Comme dans plusieurs pays, la France a célébré la fin de la première guerre mondiale de 1914-1918, le 11 novembre date de la signature de l'armistice. Aux Comores, une cérémonie de commémoration à l’endroit des morts a été organisée à la résidence de l’ambassade de France à Moroni en présence de plusieurs personnalités, notamment la gouverneure de l'île de Ngazidja, Sitti Farouata Mhoudine et le Délégué à la défense. Dans son discours, l’ambassadeur de France, Sylvain Riquier a rendu hommage aux valeureux combattants et un hommage particulier aux tirailleurs comoriens. Selon lui, 1 300 soldats comoriens ont été recrutés lors de la première guerre mondiale et 129 d’entre eux sont officiellement « morts pour la France ». Les uns dans le 1er bataillon des tirailleurs somalis, d’autres dans le 12e bataillon des tirailleurs malgaches. « Le haut commandement militaire français a loué leur courage et leur endurance, qualifiés d’exceptionnels. Un monument « aux Somalis morts pour la France », qui intègre les combattants comoriens, a été inauguré en 1961 près du cimetière militaire de Cuts, dans l’Oise…. Tous ces braves, avec l’encouragement moral du grand cadi des Comores, sont tombés loin de chez eux. Nous leur exprimons un profond respect pour leur sacrifice. Hommage aux braves des Comores engagés dans la Grande Guerre ! », a-t-il salué.
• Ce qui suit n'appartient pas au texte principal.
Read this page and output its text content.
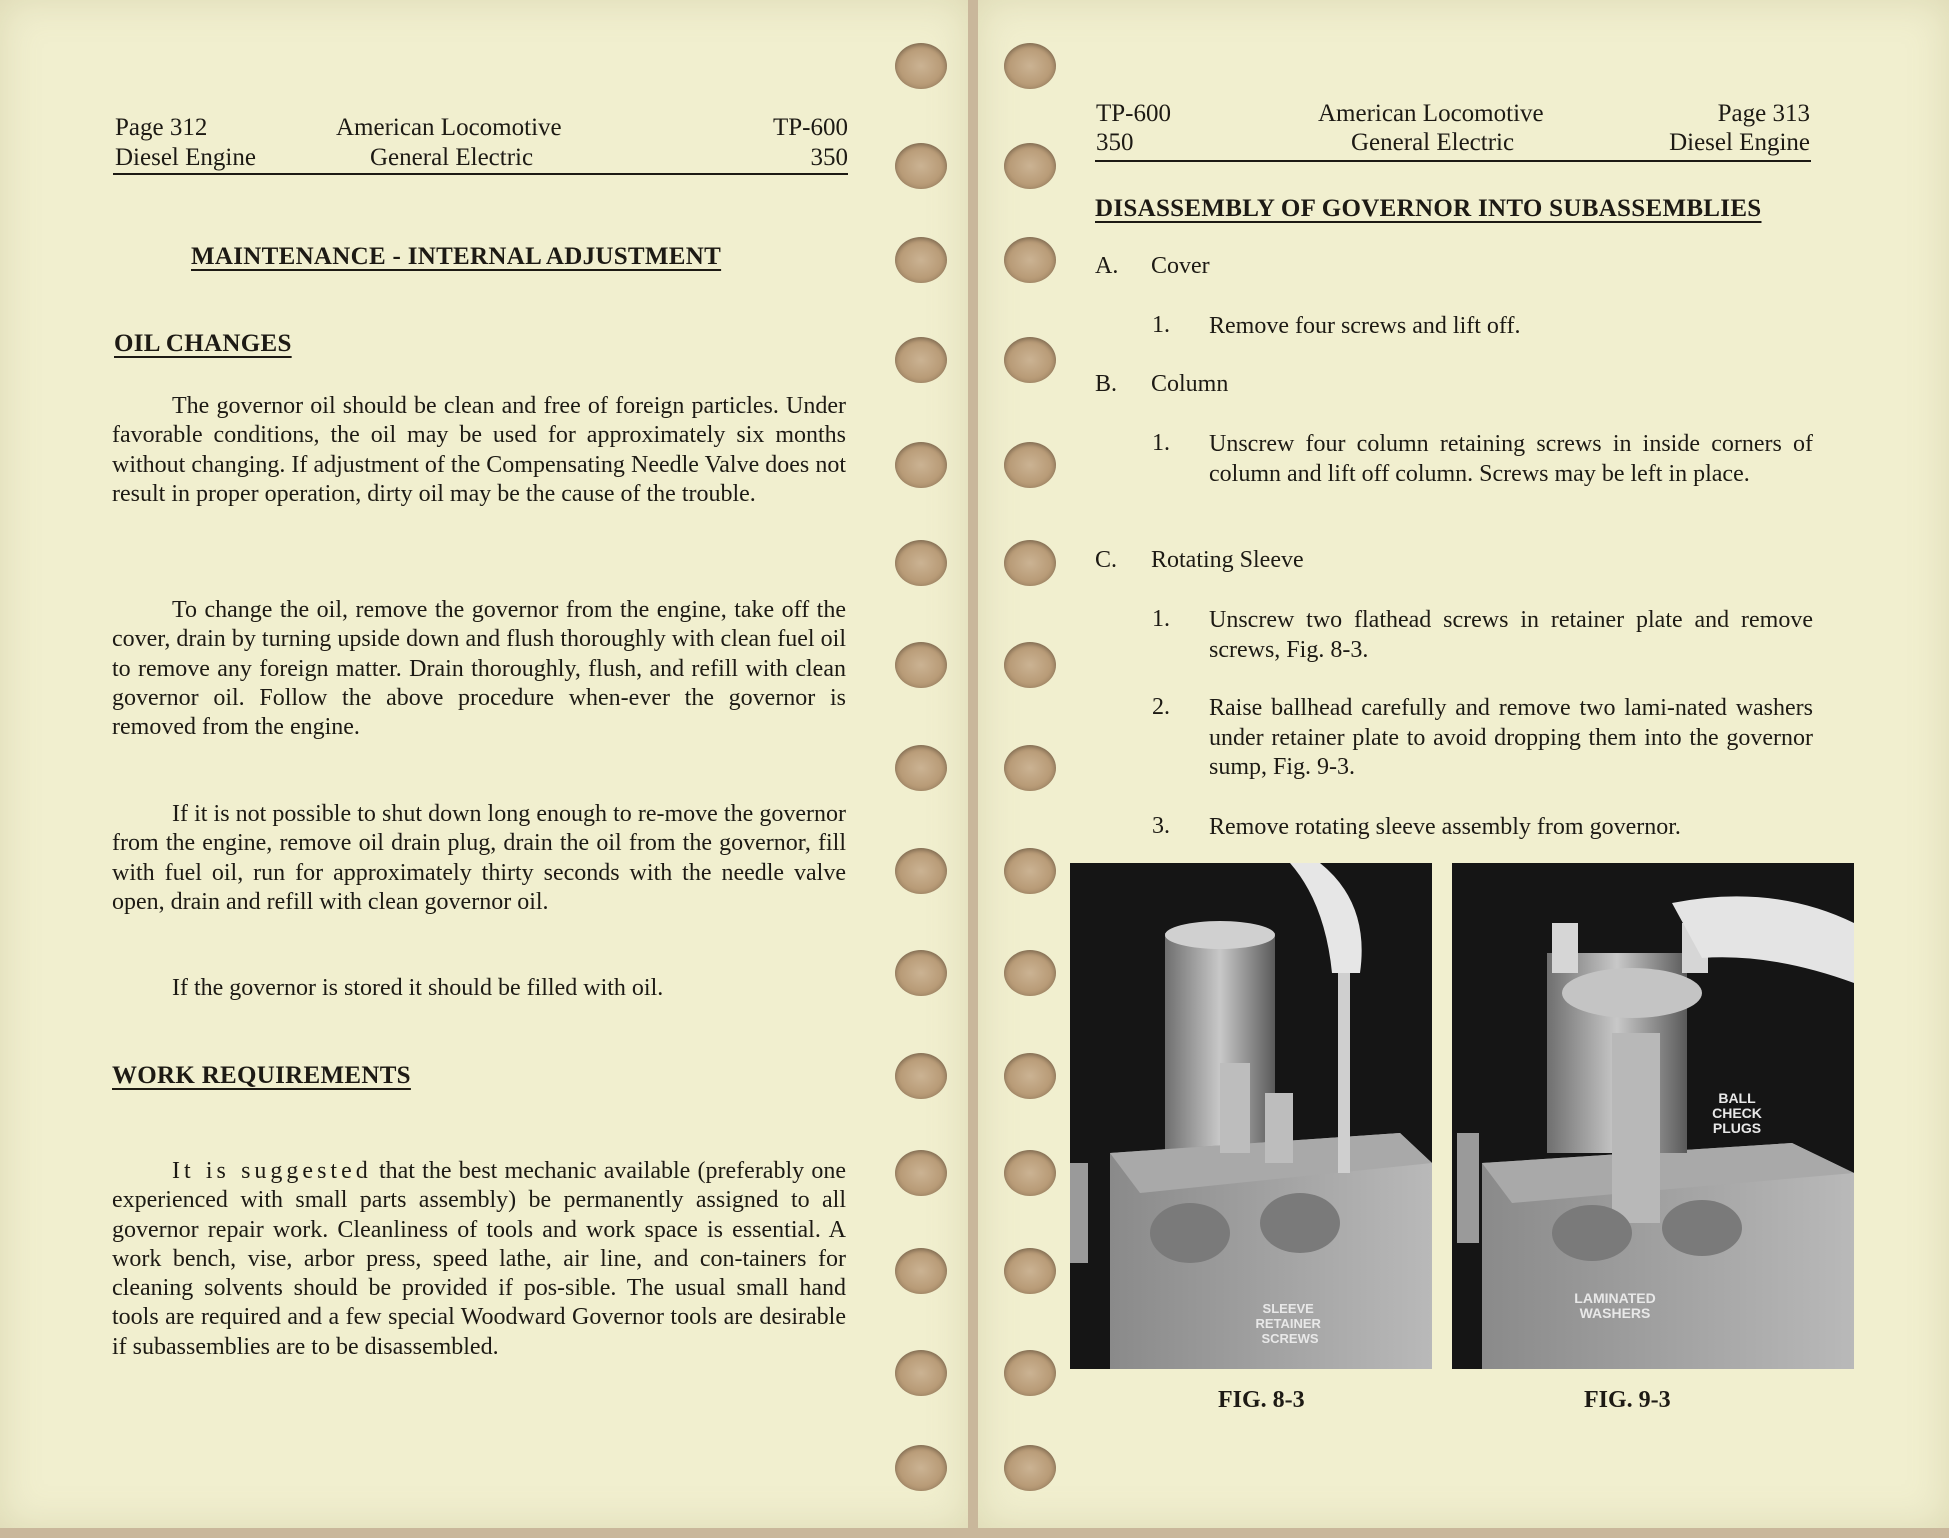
Page 312
Diesel Engine
American Locomotive
General Electric
TP-600
350
MAINTENANCE - INTERNAL ADJUSTMENT
OIL CHANGES
The governor oil should be clean and free of foreign particles. Under favorable conditions, the oil may be used for approximately six months without changing. If adjustment of the Compensating Needle Valve does not result in proper operation, dirty oil may be the cause of the trouble.
To change the oil, remove the governor from the engine, take off the cover, drain by turning upside down and flush thoroughly with clean fuel oil to remove any foreign matter. Drain thoroughly, flush, and refill with clean governor oil. Follow the above procedure when-ever the governor is removed from the engine.
If it is not possible to shut down long enough to re-move the governor from the engine, remove oil drain plug, drain the oil from the governor, fill with fuel oil, run for approximately thirty seconds with the needle valve open, drain and refill with clean governor oil.
If the governor is stored it should be filled with oil.
WORK REQUIREMENTS
It is suggested that the best mechanic available (preferably one experienced with small parts assembly) be permanently assigned to all governor repair work. Cleanliness of tools and work space is essential. A work bench, vise, arbor press, speed lathe, air line, and con-tainers for cleaning solvents should be provided if pos-sible. The usual small hand tools are required and a few special Woodward Governor tools are desirable if subassemblies are to be disassembled.
TP-600
350
American Locomotive
General Electric
Page 313
Diesel Engine
DISASSEMBLY OF GOVERNOR INTO SUBASSEMBLIES
A. Cover
1. Remove four screws and lift off.
B. Column
1. Unscrew four column retaining screws in inside corners of column and lift off column. Screws may be left in place.
C. Rotating Sleeve
1. Unscrew two flathead screws in retainer plate and remove screws, Fig. 8-3.
2. Raise ballhead carefully and remove two lami-nated washers under retainer plate to avoid dropping them into the governor sump, Fig. 9-3.
3. Remove rotating sleeve assembly from governor.
SLEEVE RETAINER SCREWS
FIG. 8-3
BALL
CHECK
PLUGS
LAMINATED
WASHERS
FIG. 9-3
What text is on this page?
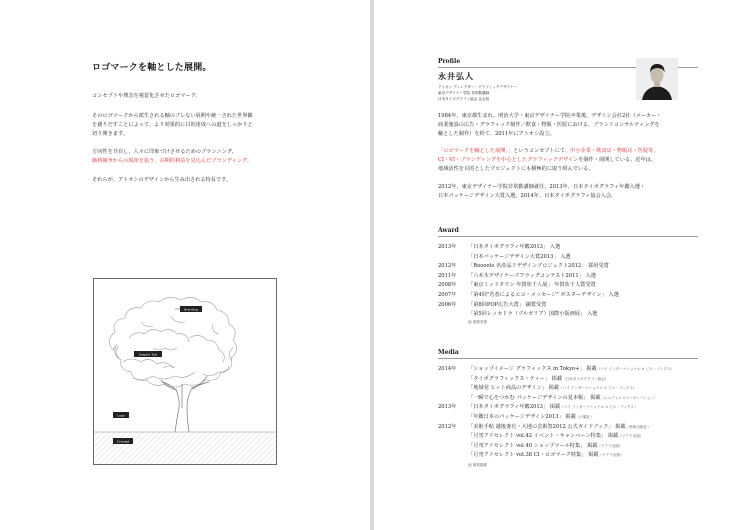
ロゴマークを軸とした展開。
コンセプトや理念を視覚化させたロゴマーク。
そのロゴマークから派生される軸のブレない展開や統一された世界観
を創りだすことによって、より効果的に目的達成への道をしっかりと
切り開きます。
方向性を共有し、人々に印象づけさせるためのブランニング。
価格競争からの脱却を狙う、長期的利益を見込んだブランディング。
それらが、アトオシのデザインから生み出される特長です。
Branding
Graphic Tool
Logo
Concept
Profile
永井弘人
アトオシ ディレクター・グラフィックデザイナー
東京デザイナー学院 非常勤講師
日本タイポグラフィ協会 正会員
1984年、東京都生まれ。明治大学・東京デザイナー学院卒業後、デザイン会社2社（メーカー・
商業施設の広告・グラフィック制作／飲食・物販・医院における、ブランドコンサルティングを
軸とした制作）を経て、2011年にアトオシ設立。
「ロゴマークを軸とした展開。」というコンセプトにて、中小企業・飲食店・物販店・医院等、
CI・VI・ブランディングを中心としたグラフィックデザインを制作・展開している。近年は、
地域活性を目的としたプロジェクトにも積極的に取り組んでいる。
2012年、東京デザイナー学院非常勤講師就任。2013年、日本タイポグラフィ年鑑入選・
日本パッケージデザイン大賞入選。2014年、日本タイポグラフィ協会入会。
Award
2013年	「日本タイポグラフィ年鑑2013」 入選
「日本パッケージデザイン大賞2013」 入選
2012年	「Roooots 名産品リデザインプロジェクト2012」 採用受賞
2011年	「六本木デザイナーズフラッグコンテスト2011」 入選
2008年	「東京ミッドタウン 年賀状千人展」 年賀状千人賞受賞
2007年	「第4回"若者によるエコ・メッセージ" ポスターデザイン」 入選
2006年	「第8回POP広告大賞」 銅賞受賞
「第5回レッセドラ（ブルガリア）国際小版画展」 入選
他 複数受賞
Media
2014年	「ショップイメージ グラフィックス in Tokyo+」 掲載（パイ インターナショナル × ピエ・ブックス）
「タイポグラフィックス・ティー」 掲載（日本タイポグラフィ協会）
「地域発 ヒット商品のデザイン」 掲載（パイ インターナショナル × ピエ・ブックス）
「一瞬で心をつかむ パッケージデザインの見本帳」 掲載（エムディエヌコーポレーション）
2013年	「日本タイポグラフィ年鑑2013」 掲載（パイ インターナショナル × ピエ・ブックス）
「年鑑日本のパッケージデザイン2013」 掲載（六耀社）
2012年	「美術手帖 越後妻有・大地の芸術祭2012 公式ガイドブック」 掲載（美術出版社）
「月刊アドセレクト vol.42 イベント・キャンペーン特集」 掲載（ツアウ出版）
「月刊アドセレクト vol.40 ショップツール特集」 掲載（ツアウ出版）
「月刊アドセレクト vol.38 CI・ロゴマーク特集」 掲載（ツアウ出版）
他 複数掲載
Le 11 novembre est un jour d’hommage mais aussi un moment de réflexion des leçons à tirer. Le diplomate français a fait un bref rappel des 4 ans de guerre mais aussi l’agression militaire de l’Ukraine par la Russie, depuis le 24 février 2022. « La leçon majeure du 11 novembre, c’est qu’au regard du prix payé et des conséquences, la guerre n’est pas un mécanisme pertinent de règlement des conflits, c’est certainement la démonstration de l’absolue nécessité de la paix. La paix comme assise pour affronter les divergences, pour les traiter dans un esprit de dialogue, de compréhension mutuelle et de négociation, dans le respect des droits de chacun. La guerre ne peut pas être une solution. Elle ne devrait pas, elle ne devrait plus jamais être un mécanisme de résolutions des conflits. Elle peut être une tentation mais cette tentation doit être combattue », a-t-il martelé.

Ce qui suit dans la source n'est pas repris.